翠は雨の中、傘も差さずに村長の家で行われる戒めの儀に走っていた。

 バシャバシャと水が跳ねる。

 肌を冷たい水が伝った。

 見えてきた扉に駆け寄り、中に飛び込む。

 そして目を見開いた。

 早めに来たはずなのに、村人はもうそろっていた。

「翠っ!」

 琉斗が駆けてきて翠を引っ張っていく。

「何してたんだよ!?遅いじゃねぇか!」

 翠はぎりっと歯ぎしりをして言った。

「時間を遅らせて伝えられたっ!今からじゃないことに驚いてる!!」

「うそだろ!?もうとっくに始まってる!!」

 なんて卑怯な手を…と怒りに震える。

 と、村長が言った。

「蛍殿、それでは岩戸の場所を知ってしまったのは事実なんですな?」

「…そりゃまぁ…あの時は必死だったし。」

 翠は真っ青になった。

 村において重大な罪とはこのことか。

 岩戸の場所を知るのは禁忌だ。

 けど、おかげで翠は救われた。

 翠は蛍を庇うように飛び出した。

「蛍は悪くない!蛍が助けてくれなきゃ今私はここにいない!!この場も裁判なんかじゃなくてお通夜になってたわよ!!」

 翠の剣幕に蛍を押さえていた男たちがびくっと震えた。

「蛍に触らないで!!」

 その男たちの手を払う。

 そして、蛍を睨みつけた。

「いつまで大人しくしてるつもり!?手錠なんて壊せちゃうくせに!!」

 蛍はお手上げというように肩をすくめてから、バリンッと音を立てて手錠を破壊した。

 その場がざわめく。

 翠は村長を見た。

「…人の命と掟、どっちが大事なわけ!?」

「そやつは部外者だ。

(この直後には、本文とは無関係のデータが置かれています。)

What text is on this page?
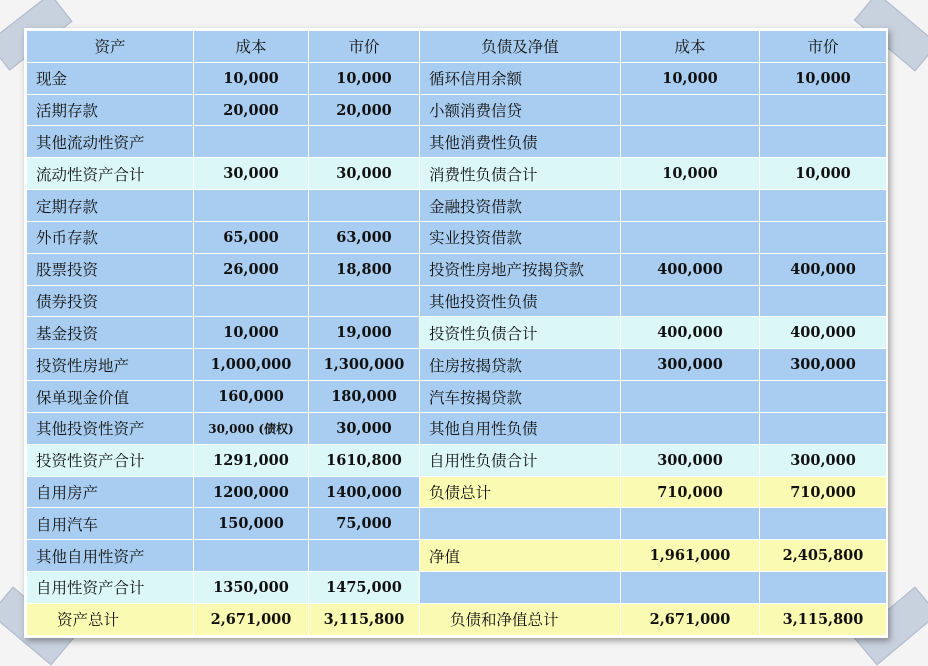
资产	成本	市价	负债及净值	成本	市价
现金	10,000	10,000	循环信用余额	10,000	10,000
活期存款	20,000	20,000	小额消费信贷		
其他流动性资产			其他消费性负债		
流动性资产合计	30,000	30,000	消费性负债合计	10,000	10,000
定期存款			金融投资借款		
外币存款	65,000	63,000	实业投资借款		
股票投资	26,000	18,800	投资性房地产按揭贷款	400,000	400,000
债券投资			其他投资性负债		
基金投资	10,000	19,000	投资性负债合计	400,000	400,000
投资性房地产	1,000,000	1,300,000	住房按揭贷款	300,000	300,000
保单现金价值	160,000	180,000	汽车按揭贷款		
其他投资性资产	30,000 (债权)	30,000	其他自用性负债		
投资性资产合计	1291,000	1610,800	自用性负债合计	300,000	300,000
自用房产	1200,000	1400,000	负债总计	710,000	710,000
自用汽车	150,000	75,000			
其他自用性资产			净值	1,961,000	2,405,800
自用性资产合计	1350,000	1475,000			
资产总计	2,671,000	3,115,800	负债和净值总计	2,671,000	3,115,800
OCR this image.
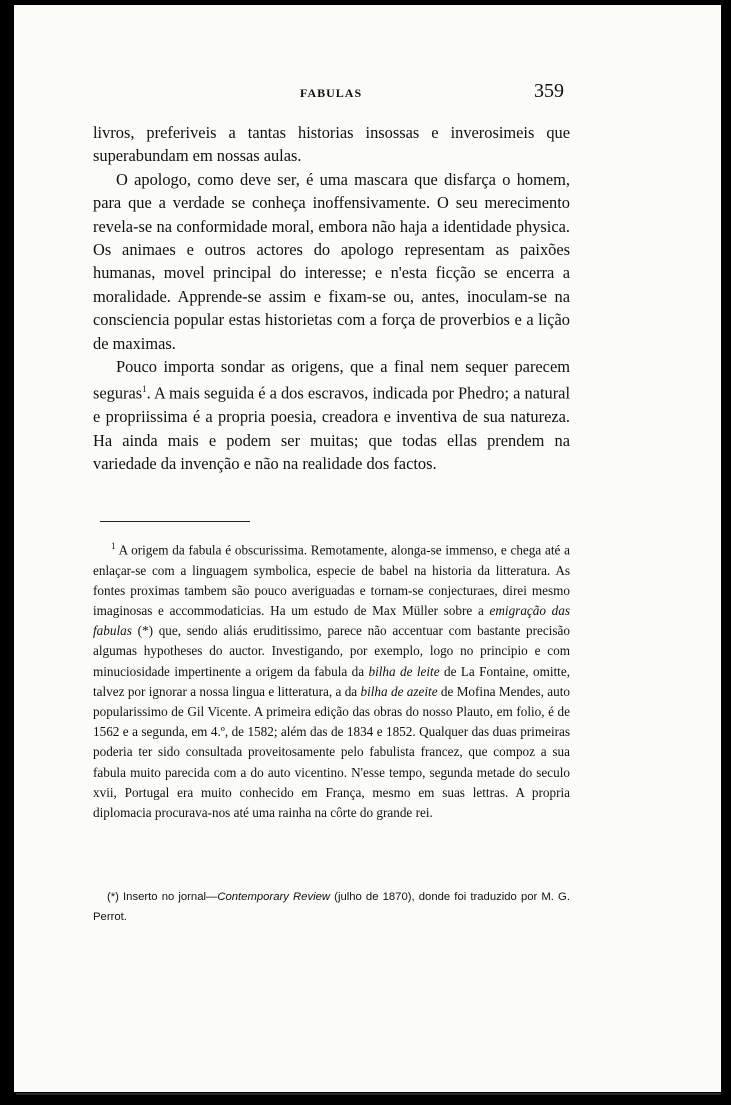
FABULAS	359

livros, preferiveis a tantas historias insossas e inverosimeis que superabundam em nossas aulas.

O apologo, como deve ser, é uma mascara que disfarça o homem, para que a verdade se conheça inoffensivamente. O seu merecimento revela-se na conformidade moral, embora não haja a identidade physica. Os animaes e outros actores do apologo representam as paixões humanas, movel principal do interesse; e n'esta ficção se encerra a moralidade. Apprende-se assim e fixam-se ou, antes, inoculam-se na consciencia popular estas historietas com a força de proverbios e a lição de maximas.

Pouco importa sondar as origens, que a final nem sequer parecem seguras$^1$. A mais seguida é a dos escravos, indicada por Phedro; a natural e propriissima é a propria poesia, creadora e inventiva de sua natureza. Ha ainda mais e podem ser muitas; que todas ellas prendem na variedade da invenção e não na realidade dos factos.

$^1$ A origem da fabula é obscurissima. Remotamente, alonga-se immenso, e chega até a enlaçar-se com a linguagem symbolica, especie de babel na historia da litteratura. As fontes proximas tambem são pouco averiguadas e tornam-se conjecturaes, direi mesmo imaginosas e accommodaticias. Ha um estudo de Max Müller sobre a emigração das fabulas (*) que, sendo aliás eruditissimo, parece não accentuar com bastante precisão algumas hypotheses do auctor. Investigando, por exemplo, logo no principio e com minuciosidade impertinente a origem da fabula da bilha de leite de La Fontaine, omitte, talvez por ignorar a nossa lingua e litteratura, a da bilha de azeite de Mofina Mendes, auto popularissimo de Gil Vicente. A primeira edição das obras do nosso Plauto, em folio, é de 1562 e a segunda, em 4.º, de 1582; além das de 1834 e 1852. Qualquer das duas primeiras poderia ter sido consultada proveitosamente pelo fabulista francez, que compoz a sua fabula muito parecida com a do auto vicentino. N'esse tempo, segunda metade do seculo xvii, Portugal era muito conhecido em França, mesmo em suas lettras. A propria diplomacia procurava-nos até uma rainha na côrte do grande rei.

(*) Inserto no jornal—Contemporary Review (julho de 1870), donde foi traduzido por M. G. Perrot.
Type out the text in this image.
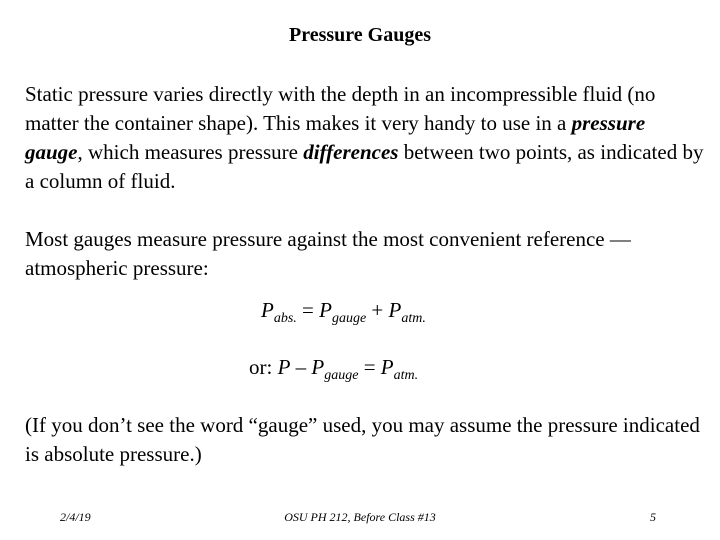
Pressure Gauges
Static pressure varies directly with the depth in an incompressible fluid (no matter the container shape). This makes it very handy to use in a pressure gauge, which measures pressure differences between two points, as indicated by a column of fluid.
Most gauges measure pressure against the most convenient reference —atmospheric pressure:
$P_{abs.} = P_{gauge} + P_{atm.}$
or: $P - P_{gauge} = P_{atm.}$
(If you don’t see the word “gauge” used, you may assume the pressure indicated is absolute pressure.)
2/4/19	OSU PH 212, Before Class #13	5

」

「私の恋人よ!!」

「部外者に変わりはない。」
 
 冷徹な男に、翠はとうとうぶちきれた。

「あぁっ!もうわかった!!なら私が死ぬ!!」

「なにを…!?」

 男が慌てだしたのを見て、翠はぎろっと村長をにらむ。

「私が死ねばいい。鳶は昨日私を助けられなかった。だから私は死んだ。そういうことにして。」

 むちゃくちゃだな、と心の中で苦笑いする。

 だが、譲れない。

 鰐蛇に喰われる蛍なんて見たくない。

 そんなの、鳶だけでもうこりごりだ。

 と。

「ふざけんな!!なら俺が死ぬ!!ってか、俺を殺すなら翠も殺せ!!俺は鳶ってやつほど人がよくないんでね!!こいつとは死ぬまで一緒って決めたんだよ!!」

 その声に、翠は思わず頬を緩めた。

 蛍は蛍だなぁ、と思った。

「…ってことで、だめですか?村長。」

 翠は、睨みつけるように村長を見つめた…。